The traditional Christmas ham is the gift that keeps on giving well beyond the big day itself.
The tradition of eating ham is thought to have evolved from the Germanic pagan ritual of sacrificing a wild boar known as a sonargǫltr to the Norse god Freyr during harvest festivals. As with many pagan rituals and festivals it was adopted by early Christians in North Europe and has remained popular ever since.
We love the Christmas ham as it practically sustains us over the festive period – whether that be a cheeky ham, egg & chips, Boxing Day cold cuts, sandwiches and even the base for a quick soup. It really is the gift that keeps on giving.

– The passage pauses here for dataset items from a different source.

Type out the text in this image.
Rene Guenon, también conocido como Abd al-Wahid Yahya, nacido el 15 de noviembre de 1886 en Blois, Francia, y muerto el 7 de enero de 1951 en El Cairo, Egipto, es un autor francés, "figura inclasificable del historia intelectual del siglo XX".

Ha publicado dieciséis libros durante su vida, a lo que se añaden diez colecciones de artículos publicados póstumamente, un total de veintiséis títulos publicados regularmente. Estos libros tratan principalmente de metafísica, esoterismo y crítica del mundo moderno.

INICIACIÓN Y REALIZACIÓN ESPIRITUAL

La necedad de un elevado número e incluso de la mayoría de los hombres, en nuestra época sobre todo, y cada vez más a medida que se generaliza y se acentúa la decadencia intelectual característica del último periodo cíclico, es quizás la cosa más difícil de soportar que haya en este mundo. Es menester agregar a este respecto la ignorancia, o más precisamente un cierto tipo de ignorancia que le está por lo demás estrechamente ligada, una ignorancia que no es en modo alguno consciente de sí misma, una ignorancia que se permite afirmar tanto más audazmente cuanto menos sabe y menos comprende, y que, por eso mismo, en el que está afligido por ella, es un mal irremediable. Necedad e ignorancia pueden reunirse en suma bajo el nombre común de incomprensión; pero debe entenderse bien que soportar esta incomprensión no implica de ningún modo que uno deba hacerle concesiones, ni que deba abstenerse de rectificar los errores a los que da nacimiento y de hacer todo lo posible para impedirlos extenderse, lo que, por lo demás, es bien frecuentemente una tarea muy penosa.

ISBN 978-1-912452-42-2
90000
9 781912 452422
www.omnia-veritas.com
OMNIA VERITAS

- 2kg cured boneless gammon ham
- 1x onion, quartered
- 2x carrots, chopped
- 1x celery stick, chopped
- 1x tbsp black peppercorns
- 1x tsp coriander seeds
- 1x tsp fennel seeds
- Hand full of cloves
For the Glaze
- 2 tbsp soft dark brown sugar
- 4 tbsp honey
- 2 tbsp mustard powder
- 20ml sherry
- Soak the gammon, if needed, as per instructions (the type and length of cure will determine how long it needs).
- Place the gammon in a large pan and cover with cold water. Add the onion, carrots, celery and spices and bring to the boil. Reduce to a simmer, cover with a lid and cook for 20 minutes per 500g. We recommend using a probe – aim for an Internal temperature of 68°C.
- Preheat the oven to 200°C/180°C fan.
- Remove the gammon from the pan, you can reserve the cooking liquid for stock, soups or even some homemade mushy peas.
- Allow to cool slightly then remove the rind, leaving as much fat as possible. Score the fat in a diamond pattern and push a clove into each intersection of the score.
- Mix the glaze ingredients into a paste.
- Place the the gammon in a roasting tray and brush half of the glaze over the gammon. Place in the oven for 25 minutes, remove after 15 mins and brush with the remaining half of the glaze.
- Remove the gammon from the oven and set aside to cool.
Tips / Variations
For a more Christmassy-punch add some spices such as star anise, allspice, mace, cloves to the pan.
If you prefer a bit more of a kick from the glaze simply increase the quantity of mustard powder.